Years after Marit’s active treatment, I still follow others on CaringBridge. If I can give back one-millionth of the love our family received during Marit’s health journey, I will still feel that we got more than I gave!

And while it might take a lifetime for me to recover from Marit’s experience, I want you to know that she is busy just being a teen-ager. Life is not the same after brain cancer, but life is good.

Here When You Need It

Are you or a loved one caring for someone on a health journey? If so, start a CaringBridge website where you can share updates and receive encouragement and support from your community. Visit the Ways to Help page, connect with your community, and ask for help with day-to-day errands, by setting up The CaringBridge Planner.
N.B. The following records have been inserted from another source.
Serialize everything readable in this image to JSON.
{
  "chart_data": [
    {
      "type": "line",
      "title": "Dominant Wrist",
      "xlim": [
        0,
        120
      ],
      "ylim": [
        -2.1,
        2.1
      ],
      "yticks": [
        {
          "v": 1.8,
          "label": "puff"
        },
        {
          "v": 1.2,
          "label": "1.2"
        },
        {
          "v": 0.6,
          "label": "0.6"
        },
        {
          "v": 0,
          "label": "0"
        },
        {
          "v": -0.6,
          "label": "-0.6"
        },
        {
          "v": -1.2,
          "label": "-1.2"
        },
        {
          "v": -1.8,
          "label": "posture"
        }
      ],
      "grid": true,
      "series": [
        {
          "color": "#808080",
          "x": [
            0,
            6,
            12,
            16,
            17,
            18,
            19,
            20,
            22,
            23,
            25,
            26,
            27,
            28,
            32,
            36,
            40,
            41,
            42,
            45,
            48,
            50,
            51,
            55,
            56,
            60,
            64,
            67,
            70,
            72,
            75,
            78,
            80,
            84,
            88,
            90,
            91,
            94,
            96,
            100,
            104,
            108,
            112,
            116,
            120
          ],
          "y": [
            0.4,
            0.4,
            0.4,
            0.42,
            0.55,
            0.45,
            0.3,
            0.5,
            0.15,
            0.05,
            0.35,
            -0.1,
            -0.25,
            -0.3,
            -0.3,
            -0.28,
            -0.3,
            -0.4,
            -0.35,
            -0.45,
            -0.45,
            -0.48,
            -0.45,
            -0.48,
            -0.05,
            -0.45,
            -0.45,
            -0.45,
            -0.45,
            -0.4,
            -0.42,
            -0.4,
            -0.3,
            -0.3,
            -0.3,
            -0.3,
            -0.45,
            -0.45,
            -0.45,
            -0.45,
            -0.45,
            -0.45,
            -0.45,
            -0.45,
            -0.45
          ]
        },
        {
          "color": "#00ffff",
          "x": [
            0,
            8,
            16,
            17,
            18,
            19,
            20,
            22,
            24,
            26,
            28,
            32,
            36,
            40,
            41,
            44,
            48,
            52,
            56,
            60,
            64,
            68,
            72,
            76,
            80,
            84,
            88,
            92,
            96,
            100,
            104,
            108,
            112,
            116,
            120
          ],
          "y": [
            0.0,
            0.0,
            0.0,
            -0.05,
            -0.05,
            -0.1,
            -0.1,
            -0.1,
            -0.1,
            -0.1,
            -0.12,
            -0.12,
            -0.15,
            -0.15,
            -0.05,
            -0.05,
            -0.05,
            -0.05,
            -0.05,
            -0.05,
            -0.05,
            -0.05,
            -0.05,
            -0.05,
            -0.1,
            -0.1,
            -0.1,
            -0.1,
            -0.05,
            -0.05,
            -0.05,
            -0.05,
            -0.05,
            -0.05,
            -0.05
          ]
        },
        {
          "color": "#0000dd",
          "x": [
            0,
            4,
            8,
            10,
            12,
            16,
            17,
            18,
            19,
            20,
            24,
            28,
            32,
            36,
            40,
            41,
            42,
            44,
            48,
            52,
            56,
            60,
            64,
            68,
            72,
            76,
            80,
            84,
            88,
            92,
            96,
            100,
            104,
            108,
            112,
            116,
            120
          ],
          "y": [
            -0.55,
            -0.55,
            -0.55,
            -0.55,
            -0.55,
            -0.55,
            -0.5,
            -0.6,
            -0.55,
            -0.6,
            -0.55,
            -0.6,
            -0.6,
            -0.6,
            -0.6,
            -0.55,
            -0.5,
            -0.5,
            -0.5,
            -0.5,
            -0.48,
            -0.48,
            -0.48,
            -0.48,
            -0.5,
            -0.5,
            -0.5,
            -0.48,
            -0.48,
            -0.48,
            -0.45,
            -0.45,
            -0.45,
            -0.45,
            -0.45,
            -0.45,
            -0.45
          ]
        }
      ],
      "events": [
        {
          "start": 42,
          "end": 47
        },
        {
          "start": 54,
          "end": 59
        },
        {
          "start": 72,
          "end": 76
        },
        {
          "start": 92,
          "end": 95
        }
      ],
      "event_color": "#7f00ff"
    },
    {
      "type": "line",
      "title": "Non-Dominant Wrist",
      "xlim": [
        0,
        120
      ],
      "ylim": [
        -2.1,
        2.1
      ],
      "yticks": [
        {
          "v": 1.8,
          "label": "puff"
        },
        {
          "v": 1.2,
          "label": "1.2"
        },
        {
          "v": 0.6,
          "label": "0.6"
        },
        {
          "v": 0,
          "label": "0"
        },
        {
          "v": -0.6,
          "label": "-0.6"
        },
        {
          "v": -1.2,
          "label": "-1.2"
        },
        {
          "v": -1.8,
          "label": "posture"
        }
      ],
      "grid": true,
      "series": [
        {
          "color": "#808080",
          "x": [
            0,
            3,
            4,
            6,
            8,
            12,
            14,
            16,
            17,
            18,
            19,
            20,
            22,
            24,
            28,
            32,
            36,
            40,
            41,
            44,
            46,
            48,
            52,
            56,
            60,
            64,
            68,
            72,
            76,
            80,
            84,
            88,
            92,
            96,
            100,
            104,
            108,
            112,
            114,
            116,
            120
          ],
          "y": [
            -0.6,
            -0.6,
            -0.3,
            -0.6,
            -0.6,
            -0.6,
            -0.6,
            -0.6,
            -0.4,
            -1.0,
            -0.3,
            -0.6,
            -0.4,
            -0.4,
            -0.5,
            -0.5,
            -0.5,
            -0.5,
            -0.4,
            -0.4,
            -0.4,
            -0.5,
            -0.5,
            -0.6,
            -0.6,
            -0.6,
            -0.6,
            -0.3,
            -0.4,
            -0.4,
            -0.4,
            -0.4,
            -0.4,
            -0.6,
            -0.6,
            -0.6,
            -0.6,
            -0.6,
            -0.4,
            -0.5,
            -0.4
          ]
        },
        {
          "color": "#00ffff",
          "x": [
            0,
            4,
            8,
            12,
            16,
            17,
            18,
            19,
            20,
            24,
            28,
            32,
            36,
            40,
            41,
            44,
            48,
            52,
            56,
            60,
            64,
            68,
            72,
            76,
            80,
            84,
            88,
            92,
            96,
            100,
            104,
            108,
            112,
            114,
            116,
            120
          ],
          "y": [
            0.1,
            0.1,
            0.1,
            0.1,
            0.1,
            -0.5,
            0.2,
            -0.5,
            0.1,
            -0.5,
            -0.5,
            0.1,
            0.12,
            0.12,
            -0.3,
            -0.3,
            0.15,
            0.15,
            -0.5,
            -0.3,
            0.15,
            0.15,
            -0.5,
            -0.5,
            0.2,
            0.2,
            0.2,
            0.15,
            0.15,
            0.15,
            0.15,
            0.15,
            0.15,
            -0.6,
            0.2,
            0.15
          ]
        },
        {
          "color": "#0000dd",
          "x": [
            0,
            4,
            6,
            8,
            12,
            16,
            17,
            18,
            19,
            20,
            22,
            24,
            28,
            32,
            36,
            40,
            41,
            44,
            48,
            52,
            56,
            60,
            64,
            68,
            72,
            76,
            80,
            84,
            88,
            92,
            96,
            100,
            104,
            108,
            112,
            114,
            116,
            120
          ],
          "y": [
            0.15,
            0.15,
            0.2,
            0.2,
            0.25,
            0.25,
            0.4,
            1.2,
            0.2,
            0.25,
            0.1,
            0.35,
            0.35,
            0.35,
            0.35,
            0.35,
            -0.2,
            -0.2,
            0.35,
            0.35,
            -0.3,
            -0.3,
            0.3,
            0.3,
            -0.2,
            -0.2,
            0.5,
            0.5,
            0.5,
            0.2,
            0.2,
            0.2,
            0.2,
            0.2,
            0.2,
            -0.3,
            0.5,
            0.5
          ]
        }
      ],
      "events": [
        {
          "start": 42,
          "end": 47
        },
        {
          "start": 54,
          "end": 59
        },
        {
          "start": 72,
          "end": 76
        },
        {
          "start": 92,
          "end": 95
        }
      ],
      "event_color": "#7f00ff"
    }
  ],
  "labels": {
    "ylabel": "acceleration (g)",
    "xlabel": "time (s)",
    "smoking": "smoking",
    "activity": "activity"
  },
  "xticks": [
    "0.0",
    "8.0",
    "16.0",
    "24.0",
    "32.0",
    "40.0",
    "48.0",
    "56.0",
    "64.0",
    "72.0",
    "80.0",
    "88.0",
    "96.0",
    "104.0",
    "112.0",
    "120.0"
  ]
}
Berit Kyllo Francis a registered nurse, lives in Orono Minnesota with her husband and four children. Berit is a member of the CaringBridge Advisory Council and is highly involved as a volunteer with St. Jude Children’s Research Hospital. Berit also enjoys writing, running, golf, yoga, fashion and spending time with friends.

  • Jacey

    Thanks for stiratng the ball rolling with this insight.

  • susan caskey

    Thank you for sharing. Our daughter has had a brain tumor since 2002. We never had a caring bridge for Claire until last week. Her cancer has returned and a brain biopsy was done to determine the next step in her treatment. As you pointed out it’s never just the tumor but the many other trials resulting from it. The vertigo, epilepsy, compromised immune system. We felt it was time to start a CB site for Claire so she would feel support from others outside her immediate family. I was not expecting the outpouring of care and concern from people. Some we hadn’t seen for 15 -25 years. This is how God sustains us in times of trouble, I wish we hadn’t waited so long to start Caring Bridge, but I’m so glad we did.